Senior Data Engineer

redBus

Early Applicant

7 days ago
Be among the first 50 applicants

Exp: 3-5 Years

Bengaluru / Bangalore, India(estd)

Job Description

redBus.in is India's largest online bus ticketing platform operating across India, SEA & LATAM (Part of GO-MMT group, Nasdaq: MMYT). We have the largest network of bus operators and satisfied customers booking upto 250,000 transactions a day through mobile and desktop channels. With over 300,000+ live routes in multiple continents we host the largest inventory of bus seats from private bus operators and state road transport corporations. We are a true Indian MNC with global presence and operations across India, Singapore, Malaysia, Indonesia, Vietnam, Peru and Colombia. In India, redBus works with 3000 + bus operators with services across 50,000 + routes and a customer base of more than 10 million.

redBus at its heart is about people. As the pioneer in our space, we are passionate about creating amazing experiences for passengers, partners and our people. Energized by a great work environment, where talent is nurtured, innovation is celebrated and challenges are conquered, we journey towards creating fulfilling moments for everyone whose lives we touch. Always striking a balance between getting the job done, while also having fun along the way. So here is to being a Great Place to Work!

Key Responsibilities:

Data Infrastructure & Pipeline Development:

Design, build, and maintain scalable data and machine learning pipelines to support real-time processing and high-volume data flows. Oversee the entire pipeline lifecycle to ensure efficient data collection, transformation, and integration across platforms.

Pattern Mining & Anomaly Detection:

Develop frameworks for pattern mining and anomaly detection within user behavior and transaction data. Continuously monitor and analyze data to identify actionable patterns and anomalies, supporting proactive decision-making.

Workflow Automation:

Automate and orchestrate workflows to optimize data movement, transformation, and ML model deployment, ensuring high availability and operational efficiency across data workflows.

Generative AI for Data Insights:

Leverage generative AI tools to automate diagnostic summaries, enhance feature engineering, and make data insights accessible to both technical and non-technical users.

ML Model Deployment & Monitoring:

Deploy, monitor, and manage machine learning models in production, focusing on performance and accuracy for anomaly detection and pattern recognition. Use monitoring tools to ensure model health and proactively address issues.

Data Warehousing & Real-Time Analytics:

Develop and manage robust data warehousing and real-time analytics solutions to support rapid decision-making and effective anomaly detection across the organization.

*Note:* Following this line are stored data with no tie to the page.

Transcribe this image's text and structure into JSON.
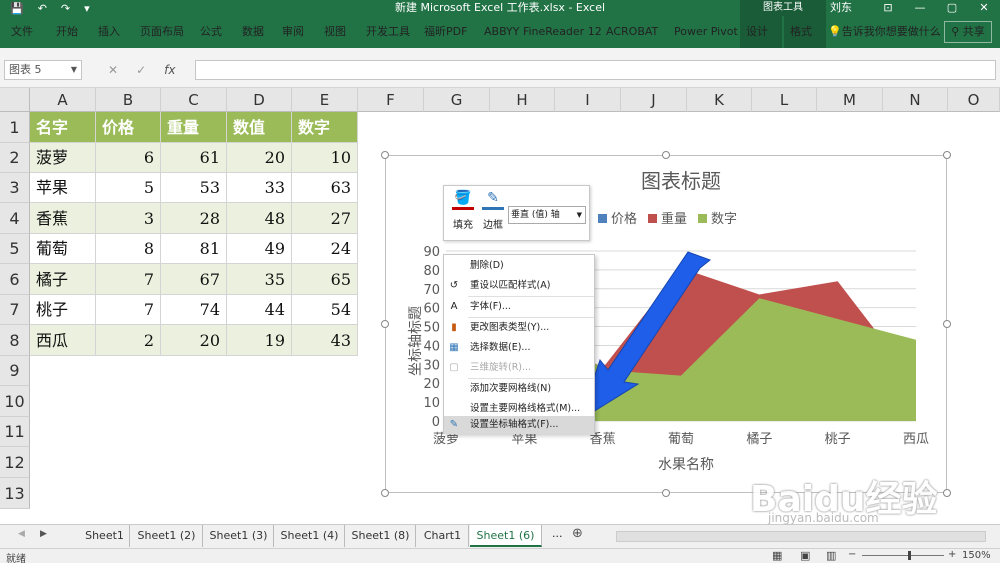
{
  "window": {
    "title": "新建 Microsoft Excel 工作表.xlsx  -  Excel",
    "context_group": "图表工具",
    "user": "刘东",
    "controls": [
      "—",
      "▢",
      "✕"
    ]
  },
  "ribbon": {
    "tabs": [
      "文件",
      "开始",
      "插入",
      "页面布局",
      "公式",
      "数据",
      "审阅",
      "视图",
      "开发工具",
      "福昕PDF",
      "ABBYY FineReader 12",
      "ACROBAT",
      "Power Pivot",
      "设计",
      "格式"
    ],
    "tell_me": "告诉我你想要做什么",
    "share": "共享"
  },
  "formula_bar": {
    "name_box": "图表 5",
    "cancel": "✕",
    "enter": "✓",
    "fx": "fx",
    "value": ""
  },
  "columns": [
    "A",
    "B",
    "C",
    "D",
    "E",
    "F",
    "G",
    "H",
    "I",
    "J",
    "K",
    "L",
    "M",
    "N",
    "O"
  ],
  "rows": [
    "1",
    "2",
    "3",
    "4",
    "5",
    "6",
    "7",
    "8",
    "9",
    "10",
    "11",
    "12",
    "13"
  ],
  "table": {
    "headers": [
      "名字",
      "价格",
      "重量",
      "数值",
      "数字"
    ],
    "rows": [
      [
        "菠萝",
        "6",
        "61",
        "20",
        "10"
      ],
      [
        "苹果",
        "5",
        "53",
        "33",
        "63"
      ],
      [
        "香蕉",
        "3",
        "28",
        "48",
        "27"
      ],
      [
        "葡萄",
        "8",
        "81",
        "49",
        "24"
      ],
      [
        "橘子",
        "7",
        "67",
        "35",
        "65"
      ],
      [
        "桃子",
        "7",
        "74",
        "44",
        "54"
      ],
      [
        "西瓜",
        "2",
        "20",
        "19",
        "43"
      ]
    ]
  },
  "chart_data": {
    "type": "area",
    "title": "图表标题",
    "xlabel": "水果名称",
    "ylabel": "坐标轴标题",
    "categories": [
      "菠萝",
      "苹果",
      "香蕉",
      "葡萄",
      "橘子",
      "桃子",
      "西瓜"
    ],
    "series": [
      {
        "name": "价格",
        "color": "#4f81bd",
        "values": [
          6,
          5,
          3,
          8,
          7,
          7,
          2
        ]
      },
      {
        "name": "重量",
        "color": "#c0504d",
        "values": [
          61,
          53,
          28,
          81,
          67,
          74,
          20
        ]
      },
      {
        "name": "数字",
        "color": "#9bbb59",
        "values": [
          10,
          63,
          27,
          24,
          65,
          54,
          43
        ]
      }
    ],
    "y_ticks": [
      "0",
      "10",
      "20",
      "30",
      "40",
      "50",
      "60",
      "70",
      "80",
      "90"
    ],
    "ylim": [
      0,
      90
    ],
    "legend_position": "top",
    "grid": true
  },
  "mini_toolbar": {
    "fill_label": "填充",
    "outline_label": "边框",
    "element_select": "垂直 (值) 轴"
  },
  "context_menu": {
    "items": [
      {
        "label": "删除(D)",
        "icon": "",
        "disabled": false
      },
      {
        "label": "重设以匹配样式(A)",
        "icon": "reset-icon",
        "disabled": false
      },
      {
        "label": "字体(F)...",
        "icon": "font-icon",
        "disabled": false
      },
      {
        "label": "更改图表类型(Y)...",
        "icon": "chart-type-icon",
        "disabled": false
      },
      {
        "label": "选择数据(E)...",
        "icon": "select-data-icon",
        "disabled": false
      },
      {
        "label": "三维旋转(R)...",
        "icon": "3d-rotate-icon",
        "disabled": true
      },
      {
        "label": "添加次要网格线(N)",
        "icon": "",
        "disabled": false
      },
      {
        "label": "设置主要网格线格式(M)...",
        "icon": "",
        "disabled": false
      },
      {
        "label": "设置坐标轴格式(F)...",
        "icon": "format-axis-icon",
        "disabled": false
      }
    ]
  },
  "sheet_tabs": {
    "tabs": [
      "Sheet1",
      "Sheet1 (2)",
      "Sheet1 (3)",
      "Sheet1 (4)",
      "Sheet1 (8)",
      "Chart1",
      "Sheet1 (6)"
    ],
    "active": "Sheet1 (6)",
    "more": "...",
    "add": "⊕"
  },
  "status_bar": {
    "mode": "就绪",
    "zoom": "150%",
    "zoom_out": "−",
    "zoom_in": "+"
  },
  "watermark": {
    "text": "Baidu经验",
    "url": "jingyan.baidu.com"
  }
}
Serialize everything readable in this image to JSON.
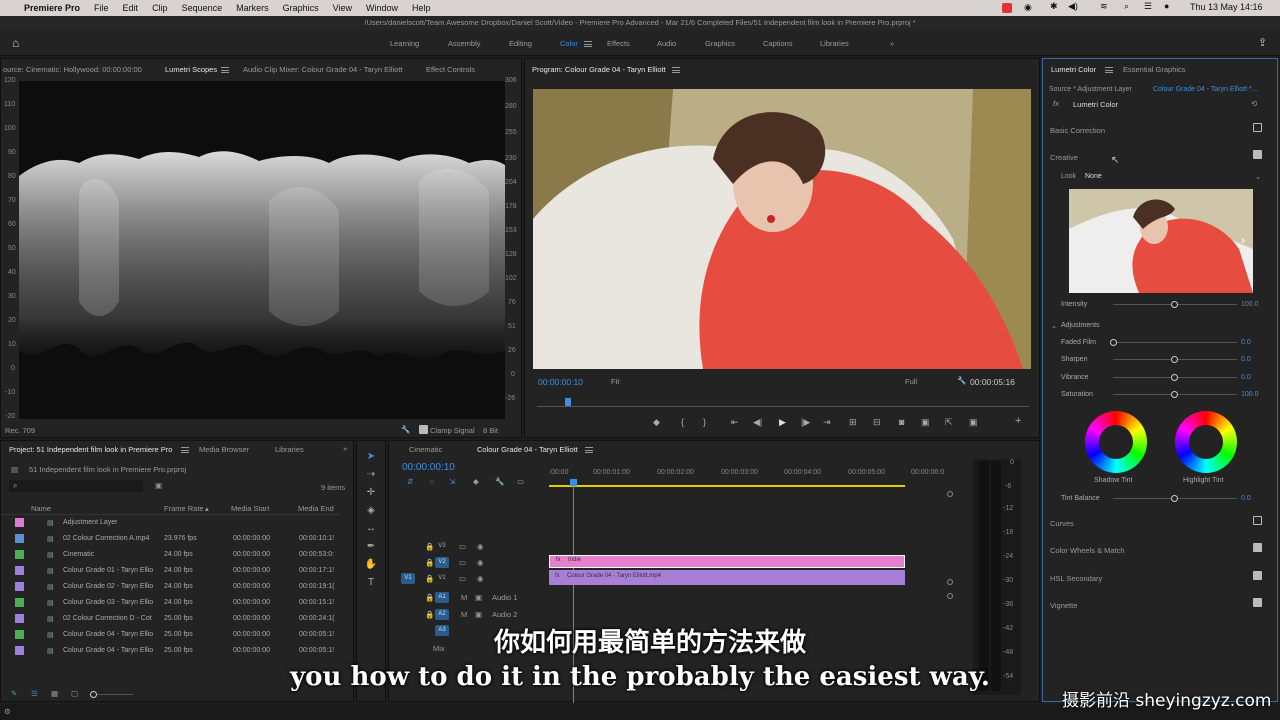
{
  "menubar": {
    "app": "Premiere Pro",
    "items": [
      "File",
      "Edit",
      "Clip",
      "Sequence",
      "Markers",
      "Graphics",
      "View",
      "Window",
      "Help"
    ],
    "clock": "Thu 13 May  14:16"
  },
  "titlebar": {
    "path": "/Users/danielscott/Team Awesome Dropbox/Daniel Scott/Video - Premiere Pro Advanced - Mar 21/6 Completed Files/51 Independent film look in Premiere Pro.prproj *"
  },
  "workspaces": [
    "Learning",
    "Assembly",
    "Editing",
    "Color",
    "Effects",
    "Audio",
    "Graphics",
    "Captions",
    "Libraries"
  ],
  "active_workspace": "Color",
  "scopes": {
    "tabs": [
      "ource: Cinematic: Hollywood: 00:00:00:00",
      "Lumetri Scopes",
      "Audio Clip Mixer: Colour Grade 04 - Taryn Elliott",
      "Effect Controls"
    ],
    "left_ticks": [
      "120",
      "110",
      "100",
      "90",
      "80",
      "70",
      "60",
      "50",
      "40",
      "30",
      "20",
      "10",
      "0",
      "-10",
      "-20"
    ],
    "right_ticks": [
      "306",
      "280",
      "255",
      "230",
      "204",
      "178",
      "153",
      "128",
      "102",
      "76",
      "51",
      "26",
      "0",
      "-26"
    ],
    "footer_left": "Rec. 709",
    "clamp": "Clamp Signal",
    "bits": "8 Bit"
  },
  "program": {
    "title": "Program: Colour Grade 04 - Taryn Elliott",
    "timecode": "00:00:00:10",
    "fit": "Fit",
    "quality": "Full",
    "duration": "00:00:05:16"
  },
  "project": {
    "tabs": [
      "Project: 51 Independent film look in Premiere Pro",
      "Media Browser",
      "Libraries"
    ],
    "file": "51 Independent film look in Premiere Pro.prproj",
    "items_count": "9 items",
    "columns": [
      "Name",
      "Frame Rate",
      "Media Start",
      "Media End"
    ],
    "rows": [
      {
        "color": "#e07ad8",
        "name": "Adjustment Layer",
        "fps": "",
        "start": "",
        "end": ""
      },
      {
        "color": "#5b8fd6",
        "name": "02 Colour Correction A.mp4",
        "fps": "23.976 fps",
        "start": "00:00:00:00",
        "end": "00:00:10:1!"
      },
      {
        "color": "#4caf50",
        "name": "Cinematic",
        "fps": "24.00 fps",
        "start": "00:00:00:00",
        "end": "00:00:53:0:"
      },
      {
        "color": "#a07fe0",
        "name": "Colour Grade 01 - Taryn Ellio",
        "fps": "24.00 fps",
        "start": "00:00:00:00",
        "end": "00:00:17:1!"
      },
      {
        "color": "#a07fe0",
        "name": "Colour Grade 02 - Taryn Ellio",
        "fps": "24.00 fps",
        "start": "00:00:00:00",
        "end": "00:00:19:1("
      },
      {
        "color": "#4caf50",
        "name": "Colour Grade 03 - Taryn Ellio",
        "fps": "24.00 fps",
        "start": "00:00:00:00",
        "end": "00:00:15:1!"
      },
      {
        "color": "#a07fe0",
        "name": "02 Colour Correction D - Cot",
        "fps": "25.00 fps",
        "start": "00:00:00:00",
        "end": "00:00:24:1("
      },
      {
        "color": "#4caf50",
        "name": "Colour Grade 04 - Taryn Ellio",
        "fps": "25.00 fps",
        "start": "00:00:00:00",
        "end": "00:00:05:1!"
      },
      {
        "color": "#a07fe0",
        "name": "Colour Grade 04 - Taryn Ellio",
        "fps": "25.00 fps",
        "start": "00:00:00:00",
        "end": "00:00:05:1!"
      }
    ]
  },
  "timeline": {
    "tabs": [
      "Cinematic",
      "Colour Grade 04 - Taryn Elliott"
    ],
    "timecode": "00:00:00:10",
    "ruler": [
      ":00:00",
      "00:00:01:00",
      "00:00:02:00",
      "00:00:03:00",
      "00:00:04:00",
      "00:00:05:00",
      "00:00:06:0"
    ],
    "tracks": [
      "V3",
      "V2",
      "V1",
      "A1",
      "A2",
      "A3"
    ],
    "audio_names": [
      "Audio 1",
      "Audio 2"
    ],
    "mix": "Mix",
    "clip_v2": "Indie",
    "clip_v1": "Colour Grade 04 - Taryn Elliott.mp4",
    "meter_ticks": [
      "0",
      "-6",
      "-12",
      "-18",
      "-24",
      "-30",
      "-36",
      "-42",
      "-48",
      "-54"
    ]
  },
  "lumetri": {
    "tabs": [
      "Lumetri Color",
      "Essential Graphics"
    ],
    "source": "Source * Adjustment Layer",
    "target": "Colour Grade 04 - Taryn Elliott *...",
    "fx": "Lumetri Color",
    "sections": {
      "basic": "Basic Correction",
      "creative": "Creative",
      "curves": "Curves",
      "wheels": "Color Wheels & Match",
      "hsl": "HSL Secondary",
      "vignette": "Vignette"
    },
    "look_label": "Look",
    "look_value": "None",
    "intensity_label": "Intensity",
    "intensity": "100.0",
    "adjustments": "Adjustments",
    "sliders": [
      {
        "label": "Faded Film",
        "value": "0.0"
      },
      {
        "label": "Sharpen",
        "value": "0.0"
      },
      {
        "label": "Vibrance",
        "value": "0.0"
      },
      {
        "label": "Saturation",
        "value": "100.0"
      }
    ],
    "shadow_tint": "Shadow Tint",
    "highlight_tint": "Highlight Tint",
    "tint_balance": "Tint Balance",
    "tint_balance_value": "0.0"
  },
  "subtitles": {
    "zh": "你如何用最简单的方法来做",
    "en": "you how to do it in the probably the easiest way."
  },
  "watermark": "摄影前沿 sheyingzyz.com"
}
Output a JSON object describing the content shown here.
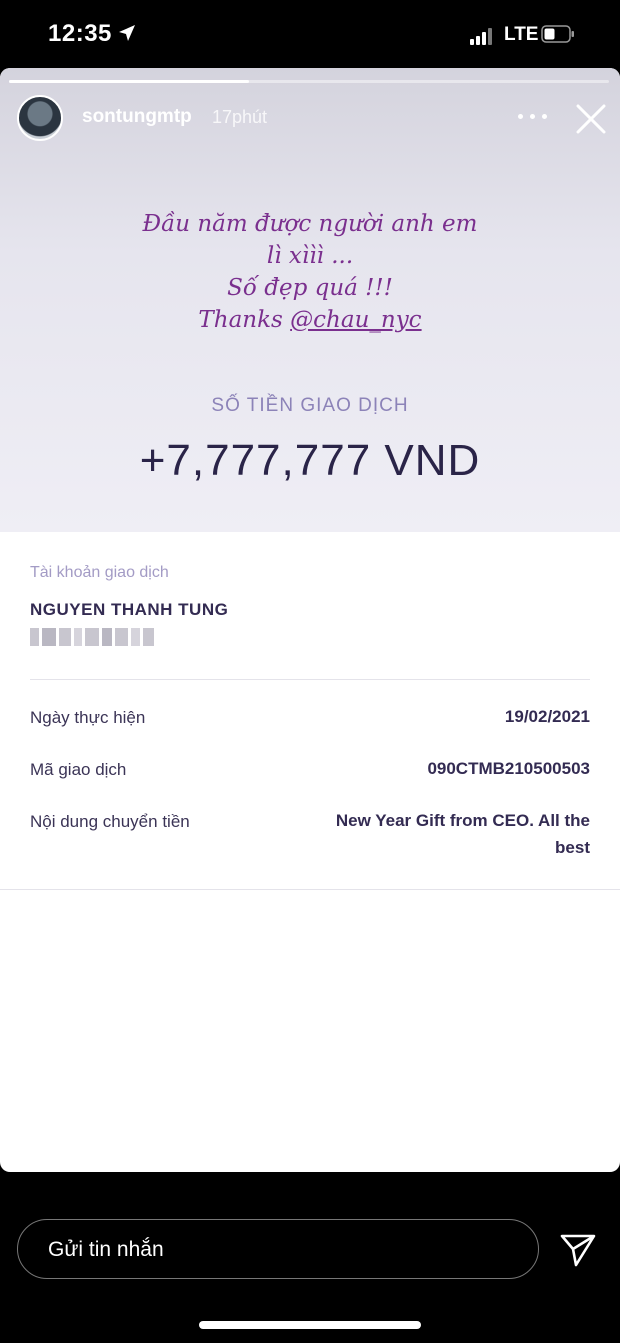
{
  "status_bar": {
    "time": "12:35",
    "network": "LTE",
    "icons": [
      "location-arrow-icon",
      "signal-icon",
      "battery-icon"
    ]
  },
  "story": {
    "progress": 0.4,
    "username": "sontungmtp",
    "time_ago": "17phút",
    "more_icon": "more-dots-icon",
    "close_icon": "close-icon",
    "caption": {
      "line1": "Đầu năm được người anh em",
      "line2": "lì xììì ...",
      "line3": "Số đẹp quá !!!",
      "line4_prefix": "Thanks ",
      "mention": "@chau_nyc"
    }
  },
  "transaction": {
    "amount_label": "SỐ TIỀN GIAO DỊCH",
    "amount": "+7,777,777 VND",
    "account_label": "Tài khoản giao dịch",
    "account_name": "NGUYEN THANH TUNG",
    "rows": [
      {
        "label": "Ngày thực hiện",
        "value": "19/02/2021"
      },
      {
        "label": "Mã giao dịch",
        "value": "090CTMB210500503"
      },
      {
        "label": "Nội dung chuyển tiền",
        "value_line1": "New Year Gift from CEO. All the",
        "value_line2": "best"
      }
    ]
  },
  "reply": {
    "placeholder": "Gửi tin nhắn",
    "send_icon": "send-icon"
  },
  "colors": {
    "caption": "#7a2f8e",
    "amount_label": "#8c83b8",
    "amount": "#2a2448",
    "label_muted": "#a39bc5"
  }
}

Educational Qualification:

Bachelor's or Master's degree in Computer Science or a related field.

Years of Experience:

3 to 5 years in Big data engineering.

Nature and Scope of Responsibilities:

The ideal candidate will be responsible for developing cutting-edge services for pattern mining and anomaly detection, utilizing billions of user behavior and transaction signals daily. This role involves handling big data, building resilient and stable data engineering pipelines for high-volume processing, and performing data modeling for databases and data warehouses to support scalable solutions. Collaboration with cross-functional teams, including product, business development and engineering, is essential to drive actionable insights and enhance data accessibility. Key responsibilities include automating data workflows, deploying models, and utilizing generative AI tools to enhance data usability for diverse stakeholders.

Must-Have Skills:

Expertise in at least two big data and data pipeline technologies, including Apache Kafka, Apache Nifi, and Apache Spark.
Strong understanding of data warehousing concepts and database modeling skills , with experience in tools like Apache Iceberg/Hudi and data warehouses like AWS Redshift.
Advanced programming skills in Python, Java, and SQL for data engineering and ML workflows.
Strong familiarity with AWS cloud services, including RDS, Redshift, Athena, EC2, ECS, Lambda, Glue, and Fargate.
Exposure to advanced statistical and machine learning techniques for anomaly detection and pattern recognition.
Familiarity with generative AI applications to enhance data insights.

Good-to-Have Skills:

Experience in OLAP databases like Apache Druid and ClickHouse.
Strong experience with one of the workflow automation and orchestration tools, such as Apache Airflow, Prefect, or Luigi.
Knowledge of predictive maintenance for data pipelines.
Proficiency in ML lifecycle management and model monitoring using tools such as Amazon SageMaker and MLflow.
Knowledge of GCP and Azure services.
Knowledge of front-end application development.